Basically we query /sys/fs/cgroup/memory/ and /sys/fs/cgroup/cpu,cpuacct and we read /proc/1/cgroup to see if we are running inside of a container. Firstly, validates that the splunkd is running inside the container and once it validates then its reads the cpu/ram from the cgroup rather than reading from the traditional syscalls.
-
ii) Why it is happening after upgrade:
- With the version 8.2.4 it's not there yet. It just starts to happen after the 9.0.4.1 upgrade as it's just added to the versions above 9.0.3.
iii) What the log message tells us:
- The user, splunk is not allowed to access "/proc/1/cgroup", which has even set to proper permissions
#ls -ld /proc/1
dr-xr-xr-x 9 root root 0 Apr 12 00:45 /proc/1
# ls -l /proc/1/cgroup
-r--r--r-- 1 root root 0 Jun 15 17:37 /proc/1/cgroup
- Other group users should be able to access and execute commands in "/proc/1" with "r-w" but the splunk account fails to access it and puts the WARN message:
iv) The reason for the access failure:
The proc file system was created with gid and hidepid=2 as below - only accessible by the account in the group 14001, that splunk account doesn't belong to;
----- mount options for proc --
$ findmnt /proc
proc on /proc type proc (rw,relatime,gid=14001,hidepid=2)
------
- hidepid=0 :By default, the hidepid option has the value zero (0). This means that every user can see all data.
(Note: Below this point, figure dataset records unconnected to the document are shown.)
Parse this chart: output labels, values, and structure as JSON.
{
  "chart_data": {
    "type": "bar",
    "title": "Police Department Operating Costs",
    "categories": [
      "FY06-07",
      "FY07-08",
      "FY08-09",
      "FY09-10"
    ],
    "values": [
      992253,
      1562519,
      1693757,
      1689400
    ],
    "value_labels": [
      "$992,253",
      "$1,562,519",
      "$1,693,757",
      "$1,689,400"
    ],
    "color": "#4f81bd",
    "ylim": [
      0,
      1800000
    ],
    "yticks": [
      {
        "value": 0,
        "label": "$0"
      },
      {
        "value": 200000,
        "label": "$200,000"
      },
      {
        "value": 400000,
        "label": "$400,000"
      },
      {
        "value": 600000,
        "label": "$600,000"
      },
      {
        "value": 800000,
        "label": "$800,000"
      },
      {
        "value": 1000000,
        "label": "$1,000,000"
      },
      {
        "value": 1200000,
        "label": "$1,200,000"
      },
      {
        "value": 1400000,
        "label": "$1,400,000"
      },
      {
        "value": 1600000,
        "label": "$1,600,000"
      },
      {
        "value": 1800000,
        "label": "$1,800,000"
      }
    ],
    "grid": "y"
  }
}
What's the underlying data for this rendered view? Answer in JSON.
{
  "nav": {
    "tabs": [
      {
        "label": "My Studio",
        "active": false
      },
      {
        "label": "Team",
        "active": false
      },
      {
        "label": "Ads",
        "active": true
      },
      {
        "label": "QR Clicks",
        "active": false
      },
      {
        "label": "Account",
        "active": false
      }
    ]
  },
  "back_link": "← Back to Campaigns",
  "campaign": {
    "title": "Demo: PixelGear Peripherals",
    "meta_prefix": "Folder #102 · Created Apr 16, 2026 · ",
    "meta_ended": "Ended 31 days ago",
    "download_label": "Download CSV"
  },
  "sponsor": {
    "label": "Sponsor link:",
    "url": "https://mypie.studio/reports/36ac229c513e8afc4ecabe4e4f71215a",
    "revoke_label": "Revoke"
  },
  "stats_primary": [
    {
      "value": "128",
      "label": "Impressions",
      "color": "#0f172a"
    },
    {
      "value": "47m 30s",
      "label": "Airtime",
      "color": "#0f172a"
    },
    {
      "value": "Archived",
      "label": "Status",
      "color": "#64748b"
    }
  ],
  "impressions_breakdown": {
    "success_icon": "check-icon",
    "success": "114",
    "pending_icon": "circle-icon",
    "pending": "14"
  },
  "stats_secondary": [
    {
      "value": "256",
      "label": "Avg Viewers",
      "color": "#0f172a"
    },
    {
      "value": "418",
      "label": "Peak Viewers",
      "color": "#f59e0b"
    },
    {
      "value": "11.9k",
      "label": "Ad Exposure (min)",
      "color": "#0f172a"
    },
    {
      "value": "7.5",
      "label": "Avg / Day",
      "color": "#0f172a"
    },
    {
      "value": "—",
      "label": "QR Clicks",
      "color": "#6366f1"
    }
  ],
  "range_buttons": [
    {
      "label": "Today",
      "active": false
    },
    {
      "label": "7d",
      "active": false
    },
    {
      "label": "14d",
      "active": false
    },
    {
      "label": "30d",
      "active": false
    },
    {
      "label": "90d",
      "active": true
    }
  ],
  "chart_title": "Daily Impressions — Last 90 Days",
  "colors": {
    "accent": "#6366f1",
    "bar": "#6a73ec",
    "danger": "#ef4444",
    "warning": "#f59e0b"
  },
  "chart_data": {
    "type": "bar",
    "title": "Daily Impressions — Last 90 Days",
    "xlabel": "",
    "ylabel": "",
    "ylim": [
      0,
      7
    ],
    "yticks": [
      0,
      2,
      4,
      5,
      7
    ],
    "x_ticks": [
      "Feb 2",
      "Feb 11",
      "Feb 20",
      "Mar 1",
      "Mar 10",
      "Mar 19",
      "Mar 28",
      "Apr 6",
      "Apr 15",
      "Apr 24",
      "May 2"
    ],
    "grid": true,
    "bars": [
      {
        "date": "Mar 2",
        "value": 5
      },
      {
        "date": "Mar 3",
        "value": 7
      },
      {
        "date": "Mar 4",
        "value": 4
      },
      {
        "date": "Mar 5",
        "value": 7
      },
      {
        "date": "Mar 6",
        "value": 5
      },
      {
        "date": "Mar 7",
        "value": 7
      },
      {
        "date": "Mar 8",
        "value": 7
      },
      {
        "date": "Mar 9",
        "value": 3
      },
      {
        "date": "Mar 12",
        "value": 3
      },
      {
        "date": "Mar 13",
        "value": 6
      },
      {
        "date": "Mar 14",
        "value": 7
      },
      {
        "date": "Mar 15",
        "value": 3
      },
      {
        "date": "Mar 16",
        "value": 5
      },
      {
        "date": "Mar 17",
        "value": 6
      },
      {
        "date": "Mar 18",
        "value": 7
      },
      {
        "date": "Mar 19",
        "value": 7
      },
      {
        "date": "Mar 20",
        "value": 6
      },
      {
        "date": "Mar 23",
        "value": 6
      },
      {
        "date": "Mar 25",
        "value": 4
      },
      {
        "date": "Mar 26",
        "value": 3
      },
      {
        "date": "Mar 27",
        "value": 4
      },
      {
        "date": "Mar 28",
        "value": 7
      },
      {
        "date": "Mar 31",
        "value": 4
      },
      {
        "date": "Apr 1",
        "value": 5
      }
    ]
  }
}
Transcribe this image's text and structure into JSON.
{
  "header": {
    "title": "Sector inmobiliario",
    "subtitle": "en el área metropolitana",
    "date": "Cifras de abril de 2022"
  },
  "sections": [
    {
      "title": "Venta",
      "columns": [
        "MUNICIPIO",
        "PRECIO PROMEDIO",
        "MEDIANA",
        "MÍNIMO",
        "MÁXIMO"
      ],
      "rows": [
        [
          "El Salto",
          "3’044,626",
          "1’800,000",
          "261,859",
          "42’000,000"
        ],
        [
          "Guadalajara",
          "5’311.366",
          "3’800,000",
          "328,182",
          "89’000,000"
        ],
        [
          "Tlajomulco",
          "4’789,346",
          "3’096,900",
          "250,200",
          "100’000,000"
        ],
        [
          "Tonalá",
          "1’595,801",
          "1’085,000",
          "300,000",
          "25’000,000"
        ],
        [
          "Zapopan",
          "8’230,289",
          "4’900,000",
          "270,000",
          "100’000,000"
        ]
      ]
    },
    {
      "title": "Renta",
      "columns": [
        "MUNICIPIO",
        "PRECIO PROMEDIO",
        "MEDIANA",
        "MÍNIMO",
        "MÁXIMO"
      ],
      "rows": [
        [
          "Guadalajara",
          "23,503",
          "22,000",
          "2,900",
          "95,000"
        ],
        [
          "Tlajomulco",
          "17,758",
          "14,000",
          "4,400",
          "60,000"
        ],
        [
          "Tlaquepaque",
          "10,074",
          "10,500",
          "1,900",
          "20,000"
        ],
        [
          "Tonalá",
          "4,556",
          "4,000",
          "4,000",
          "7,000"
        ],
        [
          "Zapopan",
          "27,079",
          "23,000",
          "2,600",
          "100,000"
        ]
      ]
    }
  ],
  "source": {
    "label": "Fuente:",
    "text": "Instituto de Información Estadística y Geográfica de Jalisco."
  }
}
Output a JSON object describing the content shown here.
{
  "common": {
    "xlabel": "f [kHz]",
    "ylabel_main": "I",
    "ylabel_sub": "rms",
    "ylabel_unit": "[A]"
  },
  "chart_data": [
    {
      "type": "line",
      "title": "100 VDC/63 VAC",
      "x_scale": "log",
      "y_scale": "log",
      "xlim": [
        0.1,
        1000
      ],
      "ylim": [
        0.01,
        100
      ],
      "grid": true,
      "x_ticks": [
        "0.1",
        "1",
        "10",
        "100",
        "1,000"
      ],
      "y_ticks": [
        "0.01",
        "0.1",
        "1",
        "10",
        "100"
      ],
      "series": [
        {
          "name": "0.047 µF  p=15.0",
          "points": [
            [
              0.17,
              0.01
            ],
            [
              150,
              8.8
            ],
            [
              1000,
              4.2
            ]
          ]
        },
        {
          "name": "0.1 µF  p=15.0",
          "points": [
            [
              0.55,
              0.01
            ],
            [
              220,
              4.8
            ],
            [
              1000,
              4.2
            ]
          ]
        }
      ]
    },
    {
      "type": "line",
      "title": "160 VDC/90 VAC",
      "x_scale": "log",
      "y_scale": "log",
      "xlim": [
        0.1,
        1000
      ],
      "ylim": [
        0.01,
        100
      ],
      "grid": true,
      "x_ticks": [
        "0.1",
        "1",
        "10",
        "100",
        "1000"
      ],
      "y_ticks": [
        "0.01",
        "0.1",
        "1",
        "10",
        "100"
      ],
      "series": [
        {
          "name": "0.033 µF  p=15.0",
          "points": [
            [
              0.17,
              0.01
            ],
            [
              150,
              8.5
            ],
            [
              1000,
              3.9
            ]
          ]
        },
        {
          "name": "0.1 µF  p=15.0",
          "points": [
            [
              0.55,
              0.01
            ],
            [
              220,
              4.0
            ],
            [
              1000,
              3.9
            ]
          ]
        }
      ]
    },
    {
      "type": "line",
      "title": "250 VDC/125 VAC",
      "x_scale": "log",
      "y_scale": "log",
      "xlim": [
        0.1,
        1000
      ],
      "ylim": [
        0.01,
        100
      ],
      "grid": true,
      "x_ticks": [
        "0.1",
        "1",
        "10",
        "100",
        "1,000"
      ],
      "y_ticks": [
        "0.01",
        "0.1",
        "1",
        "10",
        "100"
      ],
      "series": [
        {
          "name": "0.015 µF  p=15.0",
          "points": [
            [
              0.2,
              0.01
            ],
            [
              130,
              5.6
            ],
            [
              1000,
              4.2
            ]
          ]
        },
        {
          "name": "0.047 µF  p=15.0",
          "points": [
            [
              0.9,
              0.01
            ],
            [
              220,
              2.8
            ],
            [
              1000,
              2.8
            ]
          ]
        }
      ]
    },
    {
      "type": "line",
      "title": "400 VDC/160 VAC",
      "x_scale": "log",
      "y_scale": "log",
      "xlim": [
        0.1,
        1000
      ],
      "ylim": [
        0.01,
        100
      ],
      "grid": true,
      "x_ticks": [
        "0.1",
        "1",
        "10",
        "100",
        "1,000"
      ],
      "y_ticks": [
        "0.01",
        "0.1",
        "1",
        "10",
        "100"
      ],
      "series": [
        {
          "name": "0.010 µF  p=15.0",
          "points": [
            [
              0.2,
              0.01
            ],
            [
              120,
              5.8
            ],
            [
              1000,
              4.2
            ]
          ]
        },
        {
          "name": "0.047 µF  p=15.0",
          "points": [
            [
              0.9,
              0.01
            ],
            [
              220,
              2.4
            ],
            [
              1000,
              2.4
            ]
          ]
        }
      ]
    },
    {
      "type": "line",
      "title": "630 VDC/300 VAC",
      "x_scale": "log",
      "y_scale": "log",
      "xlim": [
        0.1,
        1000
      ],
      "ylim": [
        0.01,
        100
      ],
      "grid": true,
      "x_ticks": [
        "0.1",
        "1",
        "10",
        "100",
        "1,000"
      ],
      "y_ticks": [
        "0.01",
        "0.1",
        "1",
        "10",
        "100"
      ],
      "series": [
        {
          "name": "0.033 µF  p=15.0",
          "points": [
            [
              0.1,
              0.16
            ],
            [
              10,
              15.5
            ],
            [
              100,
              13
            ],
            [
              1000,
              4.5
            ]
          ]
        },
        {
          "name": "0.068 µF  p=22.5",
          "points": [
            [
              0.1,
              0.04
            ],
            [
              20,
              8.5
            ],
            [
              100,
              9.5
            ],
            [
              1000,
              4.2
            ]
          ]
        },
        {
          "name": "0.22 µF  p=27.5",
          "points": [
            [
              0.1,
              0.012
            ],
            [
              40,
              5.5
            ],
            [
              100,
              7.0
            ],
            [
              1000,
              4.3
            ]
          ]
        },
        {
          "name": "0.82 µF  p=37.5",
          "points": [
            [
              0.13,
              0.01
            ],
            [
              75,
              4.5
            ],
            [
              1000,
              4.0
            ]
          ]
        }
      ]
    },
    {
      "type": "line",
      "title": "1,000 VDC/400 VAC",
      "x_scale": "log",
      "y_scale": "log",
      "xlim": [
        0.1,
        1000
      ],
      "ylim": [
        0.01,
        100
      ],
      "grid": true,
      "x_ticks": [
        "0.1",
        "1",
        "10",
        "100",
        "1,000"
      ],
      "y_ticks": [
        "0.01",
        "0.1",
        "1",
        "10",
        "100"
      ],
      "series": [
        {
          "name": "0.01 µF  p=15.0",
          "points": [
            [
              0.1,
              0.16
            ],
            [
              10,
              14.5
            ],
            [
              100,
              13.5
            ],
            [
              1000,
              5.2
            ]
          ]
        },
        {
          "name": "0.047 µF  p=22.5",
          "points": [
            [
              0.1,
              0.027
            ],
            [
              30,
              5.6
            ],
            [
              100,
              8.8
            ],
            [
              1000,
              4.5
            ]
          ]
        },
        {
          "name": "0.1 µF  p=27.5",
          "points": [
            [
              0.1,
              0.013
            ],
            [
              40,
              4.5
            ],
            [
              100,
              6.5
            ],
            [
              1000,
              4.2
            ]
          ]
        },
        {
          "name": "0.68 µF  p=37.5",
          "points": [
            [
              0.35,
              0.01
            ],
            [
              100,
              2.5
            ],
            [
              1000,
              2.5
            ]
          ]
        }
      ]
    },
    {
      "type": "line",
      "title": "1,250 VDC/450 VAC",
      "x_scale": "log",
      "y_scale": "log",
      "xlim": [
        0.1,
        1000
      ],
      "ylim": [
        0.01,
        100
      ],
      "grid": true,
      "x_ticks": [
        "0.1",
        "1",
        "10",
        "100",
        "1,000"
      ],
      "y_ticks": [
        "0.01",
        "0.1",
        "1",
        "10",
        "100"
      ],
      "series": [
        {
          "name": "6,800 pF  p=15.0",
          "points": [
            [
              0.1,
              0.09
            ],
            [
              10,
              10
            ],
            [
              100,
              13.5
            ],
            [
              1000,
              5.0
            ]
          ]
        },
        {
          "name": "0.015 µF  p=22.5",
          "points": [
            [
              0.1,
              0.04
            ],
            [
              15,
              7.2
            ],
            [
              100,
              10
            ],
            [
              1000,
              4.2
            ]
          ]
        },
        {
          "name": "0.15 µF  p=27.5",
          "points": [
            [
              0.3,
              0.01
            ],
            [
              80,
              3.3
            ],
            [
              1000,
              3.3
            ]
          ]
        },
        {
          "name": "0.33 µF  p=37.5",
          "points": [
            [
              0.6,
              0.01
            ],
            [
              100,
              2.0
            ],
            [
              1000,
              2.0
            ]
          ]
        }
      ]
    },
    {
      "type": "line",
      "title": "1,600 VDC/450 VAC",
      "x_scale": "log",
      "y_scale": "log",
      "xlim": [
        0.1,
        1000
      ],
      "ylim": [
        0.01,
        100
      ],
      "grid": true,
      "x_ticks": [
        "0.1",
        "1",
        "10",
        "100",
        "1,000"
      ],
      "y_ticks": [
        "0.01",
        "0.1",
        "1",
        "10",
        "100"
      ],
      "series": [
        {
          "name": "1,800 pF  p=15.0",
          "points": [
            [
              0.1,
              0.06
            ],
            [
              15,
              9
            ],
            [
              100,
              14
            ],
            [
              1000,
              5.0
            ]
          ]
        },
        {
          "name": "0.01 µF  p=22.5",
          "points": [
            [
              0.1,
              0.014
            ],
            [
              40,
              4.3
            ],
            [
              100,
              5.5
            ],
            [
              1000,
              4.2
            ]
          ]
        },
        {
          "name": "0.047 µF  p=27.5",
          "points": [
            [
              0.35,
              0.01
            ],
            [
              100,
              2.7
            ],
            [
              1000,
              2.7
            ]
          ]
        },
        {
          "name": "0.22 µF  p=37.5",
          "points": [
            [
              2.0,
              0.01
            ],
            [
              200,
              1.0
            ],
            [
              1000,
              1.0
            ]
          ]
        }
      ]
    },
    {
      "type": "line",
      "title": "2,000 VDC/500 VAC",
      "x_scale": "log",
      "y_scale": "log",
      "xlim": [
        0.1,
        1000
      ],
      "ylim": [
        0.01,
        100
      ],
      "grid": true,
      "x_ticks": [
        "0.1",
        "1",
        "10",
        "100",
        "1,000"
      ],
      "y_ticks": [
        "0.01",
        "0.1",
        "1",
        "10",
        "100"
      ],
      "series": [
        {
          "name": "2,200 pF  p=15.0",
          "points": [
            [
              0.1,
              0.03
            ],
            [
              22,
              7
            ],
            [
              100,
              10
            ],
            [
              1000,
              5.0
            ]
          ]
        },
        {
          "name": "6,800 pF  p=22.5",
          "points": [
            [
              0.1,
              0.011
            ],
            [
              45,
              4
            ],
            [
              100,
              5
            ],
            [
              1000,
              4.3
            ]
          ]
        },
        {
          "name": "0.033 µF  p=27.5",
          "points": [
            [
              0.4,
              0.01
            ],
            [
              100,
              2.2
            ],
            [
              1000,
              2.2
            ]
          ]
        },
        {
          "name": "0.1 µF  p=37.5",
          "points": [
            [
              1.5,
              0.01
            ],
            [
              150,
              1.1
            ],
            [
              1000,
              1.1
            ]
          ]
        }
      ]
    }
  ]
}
- hidepid=1: When setting it to 1, the directories entries in /proc will remain visible, but not accessible.
- hidepid=2: With value 2 they are hidden altogether.
Reference: https://linux-audit.com/linux-system-hardening-adding-hidepid-to-proc/
v) Resolutions:
i) add splunk uid to the gid 14001,
$usermod -aG 14001 splunk
Or
ii) remove the gid and hidepid.
$ mount -o remount,gid=0,hidepid=0 /proc
FYI, the redhat doc recommends hidepid should not be used with systemd in rhel 7+ due to some reason mentioned in the link, https://access.redhat.com/solutions/6704531 .
i) What's the WARN message?
This is a new one added to support containerized host to the versions above 9.0.3. If it's confirmed to be hosted by a container it will use different library calls to detect system configurations/capacities..
Basically we query /sys/fs/cgroup/memory/ and /sys/fs/cgroup/cpu,cpuacct and we read /proc/1/cgroup to see if we are running inside of a container. Firstly, validates that the splunkd is running inside the container and once it validates then its reads the cpu/ram from the cgroup rather than reading from the traditional syscalls.
-
ii) Why it is happening after upgrade:
- With the version 8.2.4 it's not there yet. It just starts to happen after the 9.0.4.1 upgrade as it's just added to the versions above 9.0.3.
iii) What the log message tells us:
- The user, splunk is not allowed to access "/proc/1/cgroup", which has even set to proper permissions
#ls -ld /proc/1
dr-xr-xr-x 9 root root 0 Apr 12 00:45 /proc/1
# ls -l /proc/1/cgroup
-r--r--r-- 1 root root 0 Jun 15 17:37 /proc/1/cgroup
- Other group users should be able to access and execute commands in "/proc/1" with "r-w" but the splunk account fails to access it and puts the WARN message:
iv) The reason for the access failure:
The proc file system was created with gid and hidepid=2 as below - only accessible by the account in the group 14001, that splunk account doesn't belong to;
----- mount options for proc --
$ findmnt /proc
proc on /proc type proc (rw,relatime,gid=14001,hidepid=2)
------
- hidepid=0 :By default, the hidepid option has the value zero (0). This means that every user can see all data.
- hidepid=1: When setting it to 1, the directories entries in /proc will remain visible, but not accessible.
- hidepid=2: With value 2 they are hidden altogether.
Reference: https://linux-audit.com/linux-system-hardening-adding-hidepid-to-proc/
v) Resolutions:
i) add splunk uid to the gid 14001,
$usermod -aG 14001 splunk
Or
ii) remove the gid and hidepid.
$ mount -o remount,gid=0,hidepid=0 /proc
FYI, the redhat doc recommends hidepid should not be used with systemd in rhel 7+ due to some reason mentioned in the link, https://access.redhat.com/solutions/6704531 .